Névoa mental no inverno: quando a cabeça não larga a ponta solta
Cada estação tem os seus clichés: o verão traz a “cabeça de férias”, a primavera vem com alergias, o outono transforma tudo em sabores sazonais. O inverno fica com um rótulo menos simpático: névoa mental. Não aquela versão dramática, incapacitante, de que se lê em fóruns médicos, mas uma bruma mais suave e familiar. Entras numa divisão e esqueces-te do motivo. Abres as mensagens e só de olhar ficas cansado. Começas uma frase e, algures pelo caminho - perto do cabide ou da porta - perdes o fim.
Mas há algo específico no inverno que vai além do simples “esquecer”: ele faz com que os pensamentos inacabados fiquem a pairar. Tu sabes que eles estão lá. Quase os sentes, suspensos, como um livro começado na mesa de cabeceira. Vais buscá-los mentalmente e voltas a perdê-los, e isso tem a sua própria forma de tortura discreta. O cérebro não diz “pronto, azar”. Diz “espera, havia qualquer coisa…” e repete o mesmo ciclo, vezes sem conta.
Quem nunca teve aquele momento, às 23h49, deitado na cama, a rever o dia e a pensar: o que é que eu me esqueci? A mente faz um varrimento rápido a trabalho, família, contas, mensagens, aquele comentário solto de um colega, e mesmo assim não agarra o fio que falta. Estás cansado, mas estranhamente inquieto. Não é apenas stress: é a sensação de uma frase por acabar que és “suposto” terminar, sem saber qual era a última palavra.
Porque é que a escuridão puxa pelos teus pensamentos (ritmo circadiano e luz)
O inverno rouba luz. Em muitos pontos da Europa, há dias em que o céu quase não chega a clarear; fica apenas num “menos escuro”. Essa perda de luz não mexe só com o humor: desregula o relógio do corpo - o ritmo circadiano - e isso, por arrasto, infiltra-se na forma como pensamos. Hormonas como a melatonina (sonolência) e a serotonina (estabilidade, foco, aquela sensação vaga de que a vida está “ok”) variam com a estação, e o cérebro vai reajustando regras sem dar por isso.

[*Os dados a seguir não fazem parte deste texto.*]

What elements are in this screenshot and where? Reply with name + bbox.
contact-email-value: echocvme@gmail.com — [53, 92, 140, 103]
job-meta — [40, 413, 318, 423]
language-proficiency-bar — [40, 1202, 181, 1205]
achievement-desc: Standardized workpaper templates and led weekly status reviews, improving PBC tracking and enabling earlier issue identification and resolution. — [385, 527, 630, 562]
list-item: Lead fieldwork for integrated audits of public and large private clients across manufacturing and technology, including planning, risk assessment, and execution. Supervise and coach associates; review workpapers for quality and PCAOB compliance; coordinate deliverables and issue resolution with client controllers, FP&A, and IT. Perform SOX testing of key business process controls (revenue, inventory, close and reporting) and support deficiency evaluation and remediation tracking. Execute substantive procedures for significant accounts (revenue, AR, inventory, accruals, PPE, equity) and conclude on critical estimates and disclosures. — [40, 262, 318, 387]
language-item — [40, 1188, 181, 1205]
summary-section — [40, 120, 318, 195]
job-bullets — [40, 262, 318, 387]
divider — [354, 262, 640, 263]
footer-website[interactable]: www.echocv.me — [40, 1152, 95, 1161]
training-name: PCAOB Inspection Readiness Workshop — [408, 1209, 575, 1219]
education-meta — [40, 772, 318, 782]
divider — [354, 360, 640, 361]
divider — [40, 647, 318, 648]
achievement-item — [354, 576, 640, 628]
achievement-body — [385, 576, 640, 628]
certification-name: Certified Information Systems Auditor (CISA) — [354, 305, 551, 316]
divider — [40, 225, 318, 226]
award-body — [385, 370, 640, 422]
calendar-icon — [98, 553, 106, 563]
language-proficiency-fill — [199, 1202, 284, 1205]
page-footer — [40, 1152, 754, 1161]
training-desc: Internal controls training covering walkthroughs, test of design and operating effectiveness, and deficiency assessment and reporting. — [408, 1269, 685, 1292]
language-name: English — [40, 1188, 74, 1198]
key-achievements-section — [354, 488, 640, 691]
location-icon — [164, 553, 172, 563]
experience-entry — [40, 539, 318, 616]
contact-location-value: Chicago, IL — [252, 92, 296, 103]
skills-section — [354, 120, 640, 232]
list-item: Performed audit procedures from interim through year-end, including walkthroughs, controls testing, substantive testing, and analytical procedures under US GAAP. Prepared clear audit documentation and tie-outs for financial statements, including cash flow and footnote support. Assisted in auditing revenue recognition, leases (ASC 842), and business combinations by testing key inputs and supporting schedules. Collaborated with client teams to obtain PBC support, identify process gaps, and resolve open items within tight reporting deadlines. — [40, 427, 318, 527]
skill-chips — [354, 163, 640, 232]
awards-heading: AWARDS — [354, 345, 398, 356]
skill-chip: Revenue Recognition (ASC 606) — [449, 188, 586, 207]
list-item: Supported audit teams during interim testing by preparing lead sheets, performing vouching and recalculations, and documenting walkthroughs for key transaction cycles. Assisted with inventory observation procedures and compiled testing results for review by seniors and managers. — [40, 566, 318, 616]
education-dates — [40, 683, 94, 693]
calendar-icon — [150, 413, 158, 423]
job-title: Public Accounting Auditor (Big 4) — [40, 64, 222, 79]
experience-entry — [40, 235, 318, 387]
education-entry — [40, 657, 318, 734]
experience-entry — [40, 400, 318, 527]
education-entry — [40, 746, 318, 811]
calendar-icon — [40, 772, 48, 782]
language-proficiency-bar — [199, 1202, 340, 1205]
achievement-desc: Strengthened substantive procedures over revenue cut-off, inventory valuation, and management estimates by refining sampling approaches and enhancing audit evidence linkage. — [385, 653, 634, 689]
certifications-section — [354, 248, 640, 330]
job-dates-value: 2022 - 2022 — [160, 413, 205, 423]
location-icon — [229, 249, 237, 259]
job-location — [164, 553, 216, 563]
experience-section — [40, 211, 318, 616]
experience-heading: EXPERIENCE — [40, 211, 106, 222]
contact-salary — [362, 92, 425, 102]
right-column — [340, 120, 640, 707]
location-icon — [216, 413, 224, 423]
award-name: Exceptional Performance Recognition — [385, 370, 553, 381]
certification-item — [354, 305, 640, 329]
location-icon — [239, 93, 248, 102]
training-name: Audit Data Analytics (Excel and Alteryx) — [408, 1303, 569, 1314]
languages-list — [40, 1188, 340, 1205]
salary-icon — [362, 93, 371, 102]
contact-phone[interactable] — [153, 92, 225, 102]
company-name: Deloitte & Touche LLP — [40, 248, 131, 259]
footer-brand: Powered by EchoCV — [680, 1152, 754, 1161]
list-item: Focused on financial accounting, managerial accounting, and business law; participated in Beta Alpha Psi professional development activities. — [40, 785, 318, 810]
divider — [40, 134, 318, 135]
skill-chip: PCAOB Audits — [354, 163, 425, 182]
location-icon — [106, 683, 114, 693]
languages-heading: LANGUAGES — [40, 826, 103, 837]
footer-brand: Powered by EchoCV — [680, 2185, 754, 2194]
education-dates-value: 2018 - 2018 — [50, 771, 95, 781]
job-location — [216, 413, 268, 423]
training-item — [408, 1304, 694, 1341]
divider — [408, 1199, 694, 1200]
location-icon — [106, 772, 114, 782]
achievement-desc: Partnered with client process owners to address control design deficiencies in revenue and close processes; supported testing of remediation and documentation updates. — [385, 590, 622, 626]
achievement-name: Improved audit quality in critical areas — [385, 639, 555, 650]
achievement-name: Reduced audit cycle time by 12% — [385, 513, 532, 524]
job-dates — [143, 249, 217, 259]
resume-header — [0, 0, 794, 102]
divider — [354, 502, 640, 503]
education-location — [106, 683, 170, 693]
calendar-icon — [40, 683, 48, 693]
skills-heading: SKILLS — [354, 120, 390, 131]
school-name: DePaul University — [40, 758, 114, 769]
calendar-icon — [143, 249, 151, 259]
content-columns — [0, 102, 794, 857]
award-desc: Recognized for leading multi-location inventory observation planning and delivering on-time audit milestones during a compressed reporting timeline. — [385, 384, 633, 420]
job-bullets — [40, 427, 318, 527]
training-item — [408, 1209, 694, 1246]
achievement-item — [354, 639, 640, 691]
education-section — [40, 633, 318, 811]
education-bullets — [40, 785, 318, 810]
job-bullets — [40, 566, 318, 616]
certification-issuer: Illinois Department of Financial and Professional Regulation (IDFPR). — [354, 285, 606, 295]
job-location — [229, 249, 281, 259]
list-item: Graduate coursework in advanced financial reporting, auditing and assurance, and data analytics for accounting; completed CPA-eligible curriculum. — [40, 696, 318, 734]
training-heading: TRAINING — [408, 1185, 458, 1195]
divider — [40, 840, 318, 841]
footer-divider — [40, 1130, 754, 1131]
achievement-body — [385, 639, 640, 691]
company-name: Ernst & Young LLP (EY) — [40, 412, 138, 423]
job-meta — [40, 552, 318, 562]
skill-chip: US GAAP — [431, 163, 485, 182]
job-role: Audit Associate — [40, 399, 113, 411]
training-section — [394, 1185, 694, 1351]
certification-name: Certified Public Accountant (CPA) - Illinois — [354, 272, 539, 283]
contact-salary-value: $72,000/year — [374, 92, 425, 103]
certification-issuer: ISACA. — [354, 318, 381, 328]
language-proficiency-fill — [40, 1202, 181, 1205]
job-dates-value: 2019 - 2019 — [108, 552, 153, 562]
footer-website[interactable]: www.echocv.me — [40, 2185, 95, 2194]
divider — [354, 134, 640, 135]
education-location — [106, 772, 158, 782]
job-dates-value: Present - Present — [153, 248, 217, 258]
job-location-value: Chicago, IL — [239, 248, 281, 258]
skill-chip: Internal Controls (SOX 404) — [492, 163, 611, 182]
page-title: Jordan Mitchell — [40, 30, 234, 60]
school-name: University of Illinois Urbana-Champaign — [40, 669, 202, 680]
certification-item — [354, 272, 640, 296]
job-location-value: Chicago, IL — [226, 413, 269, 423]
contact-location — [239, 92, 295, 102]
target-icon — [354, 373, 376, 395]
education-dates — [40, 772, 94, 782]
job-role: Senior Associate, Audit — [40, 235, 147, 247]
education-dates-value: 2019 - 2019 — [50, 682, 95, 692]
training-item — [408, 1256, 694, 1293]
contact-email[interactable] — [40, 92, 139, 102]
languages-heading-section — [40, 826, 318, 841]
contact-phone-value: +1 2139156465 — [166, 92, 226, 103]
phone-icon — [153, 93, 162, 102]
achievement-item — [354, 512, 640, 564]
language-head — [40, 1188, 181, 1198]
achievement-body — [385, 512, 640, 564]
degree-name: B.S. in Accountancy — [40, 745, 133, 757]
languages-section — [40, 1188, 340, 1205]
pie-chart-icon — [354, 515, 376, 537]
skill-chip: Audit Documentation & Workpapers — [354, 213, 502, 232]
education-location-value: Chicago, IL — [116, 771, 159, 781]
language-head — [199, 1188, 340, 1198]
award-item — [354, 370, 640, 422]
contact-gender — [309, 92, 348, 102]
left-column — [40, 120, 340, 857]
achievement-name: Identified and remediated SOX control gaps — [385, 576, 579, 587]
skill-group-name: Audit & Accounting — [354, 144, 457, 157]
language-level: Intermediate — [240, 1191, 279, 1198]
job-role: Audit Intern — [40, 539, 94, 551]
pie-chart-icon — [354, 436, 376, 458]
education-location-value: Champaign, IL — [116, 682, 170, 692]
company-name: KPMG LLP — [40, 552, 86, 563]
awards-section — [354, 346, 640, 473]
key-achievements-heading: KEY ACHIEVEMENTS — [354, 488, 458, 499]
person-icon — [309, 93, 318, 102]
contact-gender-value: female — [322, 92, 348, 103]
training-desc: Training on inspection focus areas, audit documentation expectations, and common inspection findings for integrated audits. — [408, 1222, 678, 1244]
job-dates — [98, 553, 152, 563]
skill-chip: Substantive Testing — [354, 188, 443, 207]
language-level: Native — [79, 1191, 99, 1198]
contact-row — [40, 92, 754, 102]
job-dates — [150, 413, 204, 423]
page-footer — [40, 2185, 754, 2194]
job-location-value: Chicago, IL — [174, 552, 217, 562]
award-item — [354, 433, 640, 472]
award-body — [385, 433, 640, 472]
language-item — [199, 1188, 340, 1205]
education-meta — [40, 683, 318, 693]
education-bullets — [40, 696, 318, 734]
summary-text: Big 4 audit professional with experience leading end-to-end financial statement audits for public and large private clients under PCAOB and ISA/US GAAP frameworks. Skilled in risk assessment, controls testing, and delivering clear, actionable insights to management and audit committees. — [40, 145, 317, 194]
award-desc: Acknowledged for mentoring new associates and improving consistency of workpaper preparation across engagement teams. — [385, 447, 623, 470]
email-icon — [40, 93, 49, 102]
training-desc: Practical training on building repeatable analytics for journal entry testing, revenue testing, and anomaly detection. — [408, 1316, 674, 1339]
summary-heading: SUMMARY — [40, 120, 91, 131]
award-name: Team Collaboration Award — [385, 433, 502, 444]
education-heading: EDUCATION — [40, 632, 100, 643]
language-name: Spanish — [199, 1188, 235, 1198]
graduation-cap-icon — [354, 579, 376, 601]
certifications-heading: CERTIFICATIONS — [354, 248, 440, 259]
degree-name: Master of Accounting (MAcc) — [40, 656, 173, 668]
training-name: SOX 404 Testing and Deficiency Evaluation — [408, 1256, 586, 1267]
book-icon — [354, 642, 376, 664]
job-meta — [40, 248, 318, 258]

Quando o relógio interno fica desencontrado com o mundo lá fora, o teu “tempo mental” também descarrila. Começar um pensamento e levá-lo até ao fim é, em parte, um jogo de ritmo: é preciso alerta suficiente para segurar a ideia e tranquilidade suficiente para a concluir. O inverno, muitas vezes, tira as duas coisas ao mesmo tempo. Ficas esgotado e ligado, cansado mas inquieto. As ideias acendem e apagam, deixando um eco mental ao qual o cérebro regressa, insistindo em “fechar o processo”.
A investigação aponta ainda para a ligação entre pouca luz, dias mais curtos e quebras sazonais na função executiva - o “painel de controlo” do cérebro para planear, organizar e manter o foco. É o mesmo sistema que ajuda a terminar tarefas e a completar pensamentos. Quando essa engrenagem trabalha em modo de poupança, as ideias não colam. Formam-se a meio, ficam à porta, e não chegam a entrar. O resultado é aquela sensação mais forte de “eu estava mesmo a pensar numa coisa” sem o alívio de saber qual.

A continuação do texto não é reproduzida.